I am trying to change from a flat home network, to one that allows outside access for grown kids that have moved out of the house and segments the traffic within the house. I had nextcloud set up for a period of time, open to the internet. Changed to local access only after seeing how much from the outside bounced off of it. After doing some research, I ended up with a box dedicated to pfsense.
I first want to say a big thanks, the you tube videos have been a great help getting me through a lot of things. Also, reading through the forum topics others have posted has been a great help.
I included a picture of what I have set up so far, and included where I think I should go next. I guess I am just not exactly clear on the best way forward. I do not want to set things up that are not needed, but I do want to make sure everything is secure like it should be.
From what I understand, for file access on TrueNAS from the outside, I need a VPN (plan on using OpenVPN on pfsense for this). For nextcloud, plex or any other type of system I decide to set up in the future, it should be in a DMZ. I recently watched the HAProxy video, and that seemed like a great way to go about doing that part.
Should nextcloud and plex be accessed through VPN as well ? Does the HAProxy set up make using OpenVPN redundant ?
If I have not provided enough information, willing to provide more. Also, willing to accept any kind of constructive criticism on what I have set up so far. I have learned a ton to this point, and hoping to learn more.
Hopefully my network drawing isn’t too hard to follow
I can let you know what I’ve done on my network and you can take from it anything you find useful.
My pfsense router is connected to my switch with LACP on four of its ports, the other one is a WAN and LAN. I use the LAN in the event of an emergency of needing to access the pfsense unit, otherwise everything else sits on vlans.
Have the following:
vlan management for switches, AP’s etc.
vlan ISP for traffic going out my ISP WAN
vlan VPN for traffic going out my VPN WAN
vlan CAM for my ip cameras traffic blocked from the internet and other vlans as my cams are out of support but obviously still work
vlan IoT for crapola i don’t trust
vlan guest for guest access
vlan print erh just bought a printer and decided to put it on its own vlan
Constructed rules based on my needs on how traffic should be routed, e.g. I can spy on my guest network but guests can’t see anything except the internet. Should also add my AP has several SSIDs which align to my vlans.
It takes me an incredible amount of time to setup a new vlan, as I found out with my print vlan, so I’d say it will save you time to over engineer your network. Mainly due to forgetting my precise steps from 18m earlier.
Have several OpenVPN servers running, I don’t use shared keys I prefer certificates, it’s not that difficult once you get the hang of it. I’ve set up a single CA then issue certificates based on devices that have access to everything. If you lose a phone just revoke the certificate, the laptop of the person won’t be compromised.
All my openVPN servers are remote access servers, so I create clients for both other sites and devices to connect back. I use high levels of encryption, given I have 12 running CPU can be high at times. Speed seems ok to me.
The other thing I do is all my wireless devices at home also use an openvpn connection for further protection on top of the 802.1x username and password access.
Goes without saying when I’m out I only connect to my home OpenVPN servers to access the internet when I’m using free wifi. You can also setup an OpenVPN server that uses your paid-for-VPN gateway, means when you are out you can use your paid for VPN even if it has a connection limit.
My logic is OpenVPN is pretty secure used by banks either directly or indirectly, putting apps on the internet is a risk so why bother.
As @neogrid has kinda said above. You want to bite this off in small chunks, getting the order right might be the problem though particularly as you start using vlans. Sometimes it ends up being a bit of a chicken and egg scenario and at some point you will probably need to break things before putting it back together.
Some of this is more personal preference than “the best way” as well.
First target is probably to get a VLAN set up on the switch and untag it over to pfSense.
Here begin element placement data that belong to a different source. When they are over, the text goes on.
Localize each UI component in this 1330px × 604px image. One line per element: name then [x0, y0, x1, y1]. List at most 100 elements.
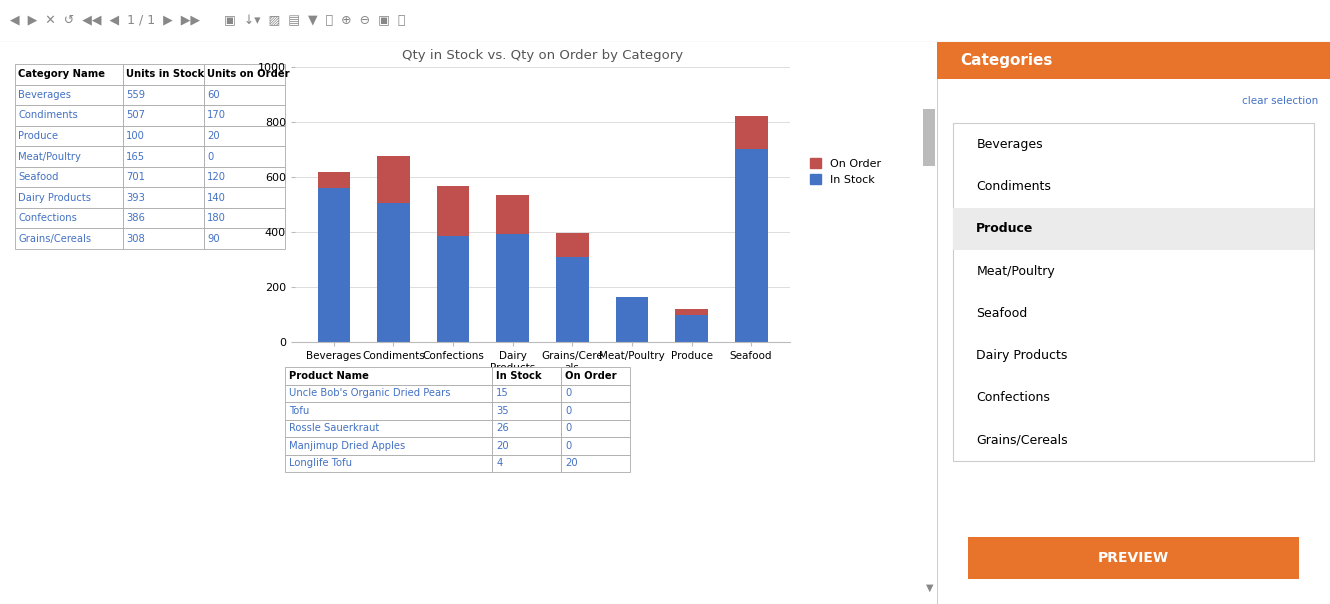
- Text: 15: 15: [496, 388, 509, 398]
- Text: 0: 0: [565, 388, 572, 398]
- Bar: [15, 167, 122, 187]
- Bar: [561, 437, 630, 454]
- Text: Dairy Products: Dairy Products: [976, 349, 1068, 362]
- Bar: [968, 536, 1298, 579]
- Text: Uncle Bob's Organic Dried Pears: Uncle Bob's Organic Dried Pears: [289, 388, 451, 398]
- Text: On Order: On Order: [565, 371, 617, 381]
- Bar: [285, 402, 492, 420]
- Bar: [285, 437, 492, 454]
- Bar: [378, 202, 410, 342]
- Text: 0: 0: [565, 406, 572, 416]
- Text: Manjimup Dried Apples: Manjimup Dried Apples: [289, 441, 406, 451]
- Bar: [556, 257, 589, 342]
- Bar: [492, 420, 561, 437]
- Bar: [15, 126, 122, 146]
- Bar: [938, 42, 1330, 79]
- Text: Produce: Produce: [976, 222, 1033, 236]
- Text: 20: 20: [207, 131, 219, 141]
- Bar: [203, 146, 285, 167]
- Text: Produce: Produce: [19, 131, 59, 141]
- Text: PREVIEW: PREVIEW: [1099, 551, 1169, 565]
- Text: 4: 4: [496, 458, 503, 468]
- Text: 165: 165: [126, 152, 145, 161]
- Bar: [203, 105, 285, 126]
- Text: 35: 35: [496, 406, 509, 416]
- Bar: [15, 85, 122, 105]
- Text: Seafood: Seafood: [976, 307, 1028, 320]
- Bar: [734, 149, 767, 342]
- Bar: [122, 126, 203, 146]
- Text: Longlife Tofu: Longlife Tofu: [289, 458, 352, 468]
- Bar: [203, 85, 285, 105]
- Text: Units in Stock: Units in Stock: [126, 69, 205, 79]
- Text: Seafood: Seafood: [19, 172, 59, 182]
- Bar: [952, 208, 1314, 250]
- Bar: [436, 236, 469, 342]
- Text: Rossle Sauerkraut: Rossle Sauerkraut: [289, 423, 379, 433]
- Text: 120: 120: [207, 172, 226, 182]
- Bar: [285, 454, 492, 472]
- Bar: [122, 146, 203, 167]
- Text: Grains/Cereals: Grains/Cereals: [976, 433, 1068, 446]
- Bar: [676, 315, 708, 342]
- Text: Meat/Poultry: Meat/Poultry: [19, 152, 81, 161]
- Bar: [15, 146, 122, 167]
- Text: 180: 180: [207, 213, 226, 223]
- Text: 507: 507: [126, 111, 145, 120]
- Text: 393: 393: [126, 193, 145, 202]
- Bar: [318, 172, 350, 188]
- Bar: [561, 385, 630, 402]
- Text: Categories: Categories: [960, 53, 1053, 68]
- Text: 20: 20: [496, 441, 509, 451]
- Bar: [122, 85, 203, 105]
- Text: Tofu: Tofu: [289, 406, 310, 416]
- Bar: [122, 228, 203, 249]
- Bar: [561, 454, 630, 472]
- Text: Confections: Confections: [976, 391, 1051, 404]
- Bar: [492, 437, 561, 454]
- Text: 0: 0: [565, 441, 572, 451]
- Bar: [122, 187, 203, 208]
- Text: Dairy Products: Dairy Products: [19, 193, 92, 202]
- Text: Units on Order: Units on Order: [207, 69, 290, 79]
- Bar: [285, 367, 492, 385]
- Bar: [203, 208, 285, 228]
- Text: Grains/Cereals: Grains/Cereals: [19, 234, 92, 244]
- Bar: [285, 385, 492, 402]
- Bar: [952, 123, 1314, 461]
- Bar: [122, 64, 203, 85]
- Text: Condiments: Condiments: [19, 111, 78, 120]
- Bar: [15, 228, 122, 249]
- Bar: [203, 126, 285, 146]
- Text: 100: 100: [126, 131, 145, 141]
- Text: Condiments: Condiments: [976, 180, 1051, 193]
- Text: Product Name: Product Name: [289, 371, 368, 381]
- Text: 0: 0: [565, 423, 572, 433]
- Text: 701: 701: [126, 172, 145, 182]
- Bar: [203, 64, 285, 85]
- Text: 0: 0: [207, 152, 214, 161]
- Legend: On Order, In Stock: On Order, In Stock: [806, 153, 886, 190]
- Text: Category Name: Category Name: [19, 69, 105, 79]
- Bar: [203, 167, 285, 187]
- Bar: [676, 309, 708, 315]
- Bar: [496, 196, 529, 234]
- Text: Confections: Confections: [19, 213, 77, 223]
- Text: In Stock: In Stock: [496, 371, 541, 381]
- Bar: [285, 420, 492, 437]
- Text: 140: 140: [207, 193, 226, 202]
- Text: 20: 20: [565, 458, 577, 468]
- Bar: [203, 228, 285, 249]
- Bar: [122, 208, 203, 228]
- Text: Beverages: Beverages: [19, 90, 72, 100]
- Bar: [734, 116, 767, 149]
- Bar: [318, 188, 350, 342]
- Bar: [923, 109, 935, 165]
- Text: 90: 90: [207, 234, 219, 244]
- Bar: [561, 420, 630, 437]
- Text: 60: 60: [207, 90, 219, 100]
- Text: ◀  ▶  ✕  ↺  ◀◀  ◀  1 / 1  ▶  ▶▶      ▣  ↓▾  ▨  ▤  ▼  🔍  ⊕  ⊖  ▣  🔍: ◀ ▶ ✕ ↺ ◀◀ ◀ 1 / 1 ▶ ▶▶ ▣ ↓▾ ▨ ▤ ▼ 🔍 ⊕ ⊖…: [11, 14, 406, 28]
- Bar: [496, 234, 529, 342]
- Text: Meat/Poultry: Meat/Poultry: [976, 265, 1055, 277]
- Bar: [378, 156, 410, 202]
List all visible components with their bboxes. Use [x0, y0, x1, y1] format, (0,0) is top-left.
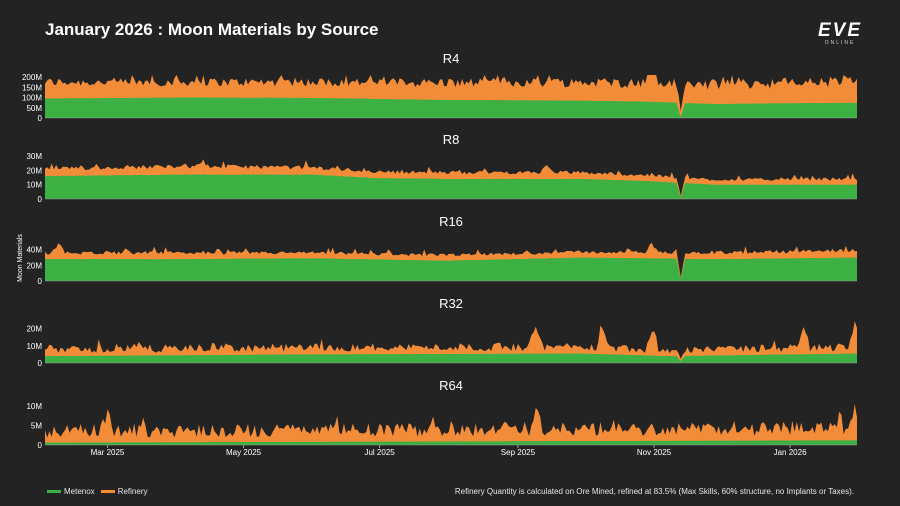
y-tick-label: 150M: [22, 83, 42, 92]
y-tick-label: 100M: [22, 94, 42, 103]
y-tick-label: 50M: [26, 104, 42, 113]
y-tick-label: 0: [38, 277, 43, 286]
panel-title-r64: R64: [439, 378, 463, 393]
y-tick-label: 200M: [22, 73, 42, 82]
eve-online-logo: EVE ONLINE: [812, 20, 868, 46]
metenox-area: [45, 97, 857, 118]
y-tick-label: 30M: [26, 152, 42, 161]
chart-legend: Metenox Refinery: [47, 487, 153, 496]
metenox-area: [45, 440, 857, 445]
legend-item-refinery[interactable]: Refinery: [100, 487, 148, 496]
logo-eve-text: EVE: [817, 20, 863, 41]
x-tick-label: Jul 2025: [364, 448, 395, 457]
x-tick-label: Sep 2025: [501, 448, 536, 457]
y-tick-label: 0: [38, 195, 43, 204]
y-tick-label: 40M: [26, 246, 42, 255]
panel-title-r8: R8: [443, 132, 460, 147]
y-tick-label: 10M: [26, 402, 42, 411]
legend-label-refinery: Refinery: [117, 487, 148, 496]
logo-online-text: ONLINE: [824, 40, 856, 46]
x-tick-label: Mar 2025: [91, 448, 125, 457]
y-tick-label: 0: [38, 359, 43, 368]
x-tick-label: Jan 2026: [774, 448, 807, 457]
x-tick-label: May 2025: [226, 448, 262, 457]
metenox-area: [45, 353, 857, 363]
y-tick-label: 5M: [31, 421, 42, 430]
y-tick-label: 20M: [26, 166, 42, 175]
panel-r64: R64 0 5M 10M: [26, 378, 857, 450]
footnote: Refinery Quantity is calculated on Ore M…: [454, 487, 854, 496]
legend-item-metenox[interactable]: Metenox: [47, 487, 95, 496]
y-tick-label: 20M: [26, 325, 42, 334]
y-tick-label: 10M: [26, 342, 42, 351]
legend-swatch-refinery: [100, 490, 115, 493]
y-tick-label: 0: [38, 114, 43, 123]
refinery-area: [45, 403, 857, 445]
panel-title-r16: R16: [439, 214, 463, 229]
y-axis-label: Moon Materials: [17, 234, 24, 282]
panel-r16: R16 0 20M 40M: [26, 214, 857, 286]
y-tick-label: 20M: [26, 261, 42, 270]
panel-title-r32: R32: [439, 296, 463, 311]
chart-title: January 2026 : Moon Materials by Source: [45, 20, 379, 39]
metenox-area: [45, 257, 857, 281]
legend-swatch-metenox: [47, 490, 61, 493]
chart-panels: R4050M100M150M200MR8010M20M30MR16020M40M…: [22, 51, 857, 450]
y-tick-label: 10M: [26, 181, 42, 190]
metenox-area: [45, 174, 857, 199]
refinery-area: [45, 321, 857, 363]
legend-label-metenox: Metenox: [64, 487, 95, 496]
panel-title-r4: R4: [443, 51, 460, 66]
x-axis: Mar 2025 May 2025 Jul 2025 Sep 2025 Nov 2025…: [91, 445, 807, 457]
panel-r8: R8 0 10M 20M 30M: [26, 132, 857, 204]
panel-r32: R32 0 10M 20M: [26, 296, 857, 368]
y-tick-label: 0: [38, 441, 43, 450]
x-tick-label: Nov 2025: [637, 448, 672, 457]
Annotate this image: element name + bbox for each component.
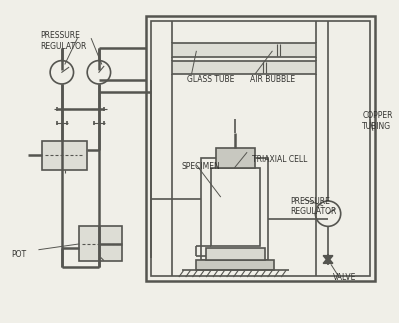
Text: PRESSURE
REGULATOR: PRESSURE REGULATOR	[290, 197, 336, 216]
Bar	[211, 168, 260, 246]
Text: PRESSURE
REGULATOR: PRESSURE REGULATOR	[40, 31, 87, 51]
Bar	[172, 43, 316, 57]
Text: TRIAXIAL CELL: TRIAXIAL CELL	[252, 155, 307, 164]
Text: SPECIMEN: SPECIMEN	[182, 162, 221, 171]
Bar	[172, 61, 316, 74]
Text: VALVE: VALVE	[333, 273, 356, 282]
Bar	[150, 21, 370, 276]
Circle shape	[87, 61, 111, 84]
Bar	[201, 158, 268, 260]
Polygon shape	[323, 257, 333, 263]
Text: AIR BUBBLE: AIR BUBBLE	[250, 75, 295, 84]
Bar	[196, 260, 275, 270]
Circle shape	[315, 201, 341, 226]
Bar	[42, 141, 87, 170]
Text: POT: POT	[11, 250, 26, 259]
Circle shape	[50, 61, 73, 84]
Text: COPPER
TUBING: COPPER TUBING	[362, 111, 393, 131]
Polygon shape	[323, 255, 333, 261]
Text: GLASS TUBE: GLASS TUBE	[187, 75, 234, 84]
Bar	[146, 16, 375, 281]
Bar	[79, 226, 122, 261]
Bar	[206, 248, 265, 260]
Bar	[216, 148, 255, 168]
Once that’s up and working right you can tag the switchport and configure the vlan on the pfSense iX interface. Once you have that done adding new VLANs becomes much easier as you already have the trunk going between the two and adding new doesn’t cause any disruption.
I would go for separate vlans for things you want to have different permissions. I keep phones and cctv separate from “normal” lan traffic and have a guest wireless. I split printers off as well but many people think that’s overkill.
VPN anything that you can to prevent opening ports to the outside world. I run a unifi server with firewall rules that block inbound connections from anywhere except known client sites but I also run an owncloud server which is open to the world (but it has fail2ban running!) I need to be able to get to random places sometimes. I also have an internal wiki that you can only get to from internal or from the VPN. You could decide to keep OC/NC inside the VPN as well if you only access it from devices that will have the VPN up.